Growing Like a Weed in Family Tree #3
What would you do for the ones you love? Would you fight for them? Die for them? Kill for them? That’s exactly what Jeff Lemire and Phil Hester are looking to discover in Family Tree #3. It’s an in-depth look at our roots, family ties, and the bonds that make us who we are.
Once again, Jeff Lemire is bringing all new meaning to the phrase “growing like a weed.” Events are getting seriously out of hand and, as the sense of urgency in Lemire’s writing continues to rise at an alarming pace, things are now beginning to get interesting. Very interesting. Lemire is trimming the branches and peeling back the leaves to reveal a whole new aspect of the story that, as of yet, has remained unseen.

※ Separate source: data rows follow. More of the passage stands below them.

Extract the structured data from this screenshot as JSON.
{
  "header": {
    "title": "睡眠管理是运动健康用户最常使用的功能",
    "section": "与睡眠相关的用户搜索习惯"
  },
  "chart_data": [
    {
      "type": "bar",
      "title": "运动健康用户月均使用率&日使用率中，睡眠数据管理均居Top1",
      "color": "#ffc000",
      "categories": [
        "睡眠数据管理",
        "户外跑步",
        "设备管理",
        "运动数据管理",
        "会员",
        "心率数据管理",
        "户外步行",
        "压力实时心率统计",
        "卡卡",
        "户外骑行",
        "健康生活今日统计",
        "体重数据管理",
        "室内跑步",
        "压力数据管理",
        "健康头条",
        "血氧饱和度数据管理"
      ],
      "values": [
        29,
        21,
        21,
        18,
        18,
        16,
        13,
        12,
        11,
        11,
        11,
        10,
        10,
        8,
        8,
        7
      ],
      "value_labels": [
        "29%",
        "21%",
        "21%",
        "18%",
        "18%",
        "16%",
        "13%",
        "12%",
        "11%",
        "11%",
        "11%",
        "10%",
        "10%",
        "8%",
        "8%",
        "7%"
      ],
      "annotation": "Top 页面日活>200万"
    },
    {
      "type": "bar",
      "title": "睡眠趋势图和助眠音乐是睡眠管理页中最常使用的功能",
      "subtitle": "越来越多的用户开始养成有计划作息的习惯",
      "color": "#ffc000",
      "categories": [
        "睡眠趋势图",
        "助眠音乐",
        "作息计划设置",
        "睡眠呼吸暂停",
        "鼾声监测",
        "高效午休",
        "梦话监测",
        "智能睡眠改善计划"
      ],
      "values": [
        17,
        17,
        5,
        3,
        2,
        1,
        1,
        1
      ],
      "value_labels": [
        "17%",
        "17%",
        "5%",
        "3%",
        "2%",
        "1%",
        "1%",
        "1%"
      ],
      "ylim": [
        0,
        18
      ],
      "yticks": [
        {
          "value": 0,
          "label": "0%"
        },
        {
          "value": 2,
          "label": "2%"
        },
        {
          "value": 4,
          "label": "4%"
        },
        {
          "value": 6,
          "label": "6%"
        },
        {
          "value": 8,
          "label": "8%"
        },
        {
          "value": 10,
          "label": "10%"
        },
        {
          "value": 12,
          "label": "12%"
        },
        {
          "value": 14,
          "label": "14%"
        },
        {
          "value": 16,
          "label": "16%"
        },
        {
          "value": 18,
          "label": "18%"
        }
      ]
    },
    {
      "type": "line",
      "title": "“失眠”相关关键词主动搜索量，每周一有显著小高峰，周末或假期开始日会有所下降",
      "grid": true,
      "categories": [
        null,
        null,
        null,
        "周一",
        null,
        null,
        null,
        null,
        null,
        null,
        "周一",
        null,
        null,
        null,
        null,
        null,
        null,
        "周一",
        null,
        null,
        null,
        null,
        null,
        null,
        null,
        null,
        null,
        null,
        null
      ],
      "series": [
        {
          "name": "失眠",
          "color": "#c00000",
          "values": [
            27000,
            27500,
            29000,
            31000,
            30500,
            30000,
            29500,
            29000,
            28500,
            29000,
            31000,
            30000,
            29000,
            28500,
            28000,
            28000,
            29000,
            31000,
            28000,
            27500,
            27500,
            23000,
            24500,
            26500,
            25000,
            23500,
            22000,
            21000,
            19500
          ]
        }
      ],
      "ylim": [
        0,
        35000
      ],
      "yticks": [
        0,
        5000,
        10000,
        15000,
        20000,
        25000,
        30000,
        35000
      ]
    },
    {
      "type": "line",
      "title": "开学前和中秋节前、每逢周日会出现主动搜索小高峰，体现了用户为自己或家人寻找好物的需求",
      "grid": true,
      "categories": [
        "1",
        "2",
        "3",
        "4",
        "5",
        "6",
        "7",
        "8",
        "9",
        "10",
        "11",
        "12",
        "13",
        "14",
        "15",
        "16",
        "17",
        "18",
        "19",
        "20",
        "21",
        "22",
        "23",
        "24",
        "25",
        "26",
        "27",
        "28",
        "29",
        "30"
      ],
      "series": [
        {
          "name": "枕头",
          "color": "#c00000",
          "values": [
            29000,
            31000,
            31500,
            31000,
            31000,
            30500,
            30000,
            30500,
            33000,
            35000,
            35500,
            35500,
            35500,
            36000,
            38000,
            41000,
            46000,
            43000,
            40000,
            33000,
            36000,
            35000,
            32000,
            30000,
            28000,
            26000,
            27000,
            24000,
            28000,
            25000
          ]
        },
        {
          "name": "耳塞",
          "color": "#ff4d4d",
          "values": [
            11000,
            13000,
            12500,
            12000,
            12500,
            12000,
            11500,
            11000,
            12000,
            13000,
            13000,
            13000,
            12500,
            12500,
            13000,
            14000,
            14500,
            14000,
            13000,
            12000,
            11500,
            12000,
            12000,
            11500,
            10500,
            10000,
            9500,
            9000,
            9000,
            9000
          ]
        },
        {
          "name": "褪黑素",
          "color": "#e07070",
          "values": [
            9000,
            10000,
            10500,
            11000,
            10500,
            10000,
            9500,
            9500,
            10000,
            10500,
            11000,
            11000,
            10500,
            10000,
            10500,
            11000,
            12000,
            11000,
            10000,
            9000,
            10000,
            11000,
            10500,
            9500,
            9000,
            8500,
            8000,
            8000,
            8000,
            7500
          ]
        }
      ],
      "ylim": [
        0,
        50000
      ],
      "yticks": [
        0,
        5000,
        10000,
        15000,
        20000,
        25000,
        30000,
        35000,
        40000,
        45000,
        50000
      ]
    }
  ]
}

Known simply as “The Branch”, it appears to be some kind of pocket-dimension, accessible only to those afflicted with Megan’s same strange disease. Here, Megan is visited by a familiar figure from her past. But is it real, or imaginary? Friend or foe?

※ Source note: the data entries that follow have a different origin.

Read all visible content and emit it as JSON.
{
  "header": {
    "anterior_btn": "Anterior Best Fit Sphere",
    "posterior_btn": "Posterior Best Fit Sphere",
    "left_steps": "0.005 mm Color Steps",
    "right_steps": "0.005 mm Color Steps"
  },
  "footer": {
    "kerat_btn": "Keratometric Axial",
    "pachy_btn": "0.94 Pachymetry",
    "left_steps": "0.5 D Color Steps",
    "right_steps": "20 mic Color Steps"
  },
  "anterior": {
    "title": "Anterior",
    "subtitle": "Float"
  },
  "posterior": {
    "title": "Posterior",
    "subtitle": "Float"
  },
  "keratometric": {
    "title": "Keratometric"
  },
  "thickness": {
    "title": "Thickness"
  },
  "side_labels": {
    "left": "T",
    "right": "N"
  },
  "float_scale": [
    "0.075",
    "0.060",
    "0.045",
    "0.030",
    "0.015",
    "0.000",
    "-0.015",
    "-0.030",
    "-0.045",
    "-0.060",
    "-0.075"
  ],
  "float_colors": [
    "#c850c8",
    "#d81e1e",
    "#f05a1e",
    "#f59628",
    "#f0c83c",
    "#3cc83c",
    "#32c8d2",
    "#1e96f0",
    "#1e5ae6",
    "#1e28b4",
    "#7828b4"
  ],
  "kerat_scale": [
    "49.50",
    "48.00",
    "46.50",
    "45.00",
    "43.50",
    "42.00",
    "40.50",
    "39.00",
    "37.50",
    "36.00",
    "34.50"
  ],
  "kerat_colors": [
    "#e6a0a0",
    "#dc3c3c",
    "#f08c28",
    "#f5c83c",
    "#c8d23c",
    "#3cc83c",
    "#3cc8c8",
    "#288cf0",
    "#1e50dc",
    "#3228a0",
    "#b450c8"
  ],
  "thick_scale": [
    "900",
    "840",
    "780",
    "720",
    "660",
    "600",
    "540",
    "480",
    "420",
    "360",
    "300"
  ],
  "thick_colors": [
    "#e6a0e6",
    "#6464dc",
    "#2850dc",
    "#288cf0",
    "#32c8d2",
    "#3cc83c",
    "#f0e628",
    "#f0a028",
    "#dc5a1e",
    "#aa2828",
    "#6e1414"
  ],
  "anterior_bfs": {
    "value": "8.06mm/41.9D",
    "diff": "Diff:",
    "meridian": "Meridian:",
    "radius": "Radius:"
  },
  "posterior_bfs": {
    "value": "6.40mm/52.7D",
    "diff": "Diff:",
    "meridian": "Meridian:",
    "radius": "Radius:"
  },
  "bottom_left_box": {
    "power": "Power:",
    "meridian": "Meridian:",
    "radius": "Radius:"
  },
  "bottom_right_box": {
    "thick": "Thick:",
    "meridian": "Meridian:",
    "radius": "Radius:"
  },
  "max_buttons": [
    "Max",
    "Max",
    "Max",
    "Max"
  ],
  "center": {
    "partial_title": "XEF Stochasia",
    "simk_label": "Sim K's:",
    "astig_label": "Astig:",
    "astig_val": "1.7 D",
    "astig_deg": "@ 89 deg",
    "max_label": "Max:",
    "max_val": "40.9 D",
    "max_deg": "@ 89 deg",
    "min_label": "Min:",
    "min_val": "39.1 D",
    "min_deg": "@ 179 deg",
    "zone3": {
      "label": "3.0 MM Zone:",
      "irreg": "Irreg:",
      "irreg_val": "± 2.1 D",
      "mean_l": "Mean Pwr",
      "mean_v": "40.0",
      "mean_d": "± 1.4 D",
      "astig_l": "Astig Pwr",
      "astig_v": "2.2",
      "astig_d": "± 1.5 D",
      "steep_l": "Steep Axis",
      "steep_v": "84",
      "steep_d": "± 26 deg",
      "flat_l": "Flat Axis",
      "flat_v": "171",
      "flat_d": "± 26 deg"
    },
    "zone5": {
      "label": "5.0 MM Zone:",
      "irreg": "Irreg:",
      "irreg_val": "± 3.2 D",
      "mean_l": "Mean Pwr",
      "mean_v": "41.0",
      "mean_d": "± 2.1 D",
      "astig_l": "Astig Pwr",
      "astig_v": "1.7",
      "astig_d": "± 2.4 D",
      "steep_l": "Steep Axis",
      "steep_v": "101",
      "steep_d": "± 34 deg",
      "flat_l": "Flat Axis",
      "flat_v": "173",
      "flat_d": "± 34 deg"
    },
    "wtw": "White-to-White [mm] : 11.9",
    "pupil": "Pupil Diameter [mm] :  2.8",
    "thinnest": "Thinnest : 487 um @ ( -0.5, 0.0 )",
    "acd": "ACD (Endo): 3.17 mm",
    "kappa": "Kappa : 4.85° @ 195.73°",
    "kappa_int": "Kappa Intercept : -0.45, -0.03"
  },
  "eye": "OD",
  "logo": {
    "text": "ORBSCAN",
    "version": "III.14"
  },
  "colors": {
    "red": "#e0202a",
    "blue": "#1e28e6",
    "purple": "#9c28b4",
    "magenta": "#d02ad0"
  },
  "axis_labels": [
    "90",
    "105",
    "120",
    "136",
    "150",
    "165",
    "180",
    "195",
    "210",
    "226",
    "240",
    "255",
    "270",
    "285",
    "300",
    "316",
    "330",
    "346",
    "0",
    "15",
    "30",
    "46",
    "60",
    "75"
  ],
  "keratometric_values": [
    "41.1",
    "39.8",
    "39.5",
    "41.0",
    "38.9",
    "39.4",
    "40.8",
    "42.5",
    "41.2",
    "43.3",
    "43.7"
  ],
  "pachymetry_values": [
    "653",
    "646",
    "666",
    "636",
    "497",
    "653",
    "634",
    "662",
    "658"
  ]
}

In Family Tree #3 we see Jeff Lemire adding a psychological element to his writing that, up until now, remained absent the page. It’s kind of like you’re tumbling down a dark rabbit-hole with a flashlight that only works some of the time. You get a glimpse, but not enough to see the whole thing. That’s quintessential Jeff Lemire for you: mysterious and impressionistic until the very end.

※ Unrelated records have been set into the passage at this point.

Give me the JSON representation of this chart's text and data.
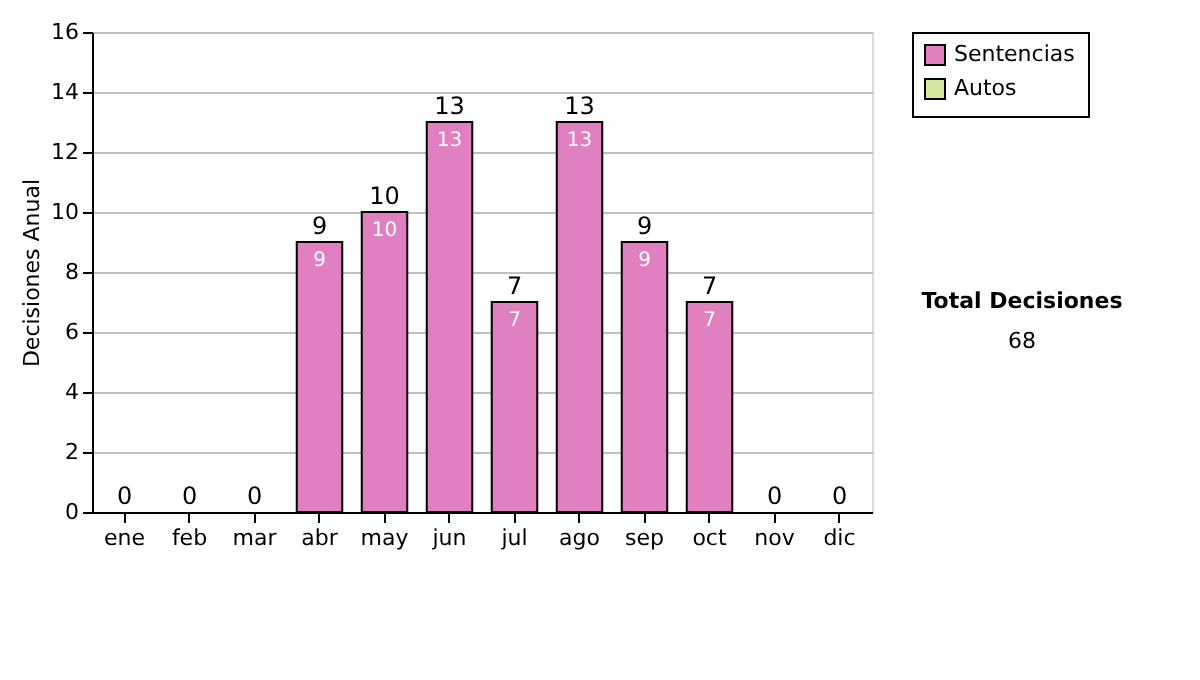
{
  "chart_data": {
    "type": "bar",
    "ylabel": "Decisiones Anual",
    "categories": [
      "ene",
      "feb",
      "mar",
      "abr",
      "may",
      "jun",
      "jul",
      "ago",
      "sep",
      "oct",
      "nov",
      "dic"
    ],
    "series": [
      {
        "name": "Sentencias",
        "color": "#e080c0",
        "values": [
          0,
          0,
          0,
          9,
          10,
          13,
          7,
          13,
          9,
          7,
          0,
          0
        ],
        "value_labels": [
          null,
          null,
          null,
          "9",
          "10",
          "13",
          "7",
          "13",
          "9",
          "7",
          null,
          null
        ]
      },
      {
        "name": "Autos",
        "color": "#d4e8a0",
        "values": [
          0,
          0,
          0,
          0,
          0,
          0,
          0,
          0,
          0,
          0,
          0,
          0
        ]
      }
    ],
    "stacked": true,
    "totals": [
      "0",
      "0",
      "0",
      "9",
      "10",
      "13",
      "7",
      "13",
      "9",
      "7",
      "0",
      "0"
    ],
    "ylim": [
      0,
      16
    ],
    "yticks": [
      0,
      2,
      4,
      6,
      8,
      10,
      12,
      14,
      16
    ],
    "grid": "y",
    "legend": "right",
    "annotations": [
      "Total Decisiones",
      "68"
    ]
  }
}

I can’t help but continue to be impressed by the beautiful simplicity of Phil Hester and Eric Gapstur’s artwork. If I could use only one word to describe it, it would be “interpretive”. It allows the reader to “see what they want to see”, in a manner of speaking. It’s intuitive enough to know when to push on the gas and self-aware enough to be able to know when to get out of its own way. Hester and Gapstur’s work permeates the page, creating an incredible synergy of writer and artist.
In keeping with that train of thought, I have to once again give kudos to Ryan Cody for yet another immaculately colored book. His palette is, once again, darker than the depths of Hell itself; it helps to instill a chilling sense of fear in the reader’s mind. His unconventional method of placing bright colors on black paper is reminiscent of Bruce Timm and Paul Dini’s method from BTAS. I simply can’t say enough good things about this guy and I’m eager to see what more he has in store for us.
I truly do not understand how Jeff Lemire continues to be able to pump out this much quality comic book content. You’d think that just going by the Law of Averages that he’d be bound to slip up sooner or later. But time and time again he continues to defy the odds and the Fates themselves. Family Tree #3 is yet another excellent chapter in what has become an increasingly exciting horror/mystery story, the likes of which I’ve never quite encountered before. Lemire’s originality is drawn from a bottomless well of inspiration; he is nothing short of a miracle and we are lucky to have him. If Jeff Lemire were a boxer, he’d be Floyd Mayweather: completely and utterly untouchable.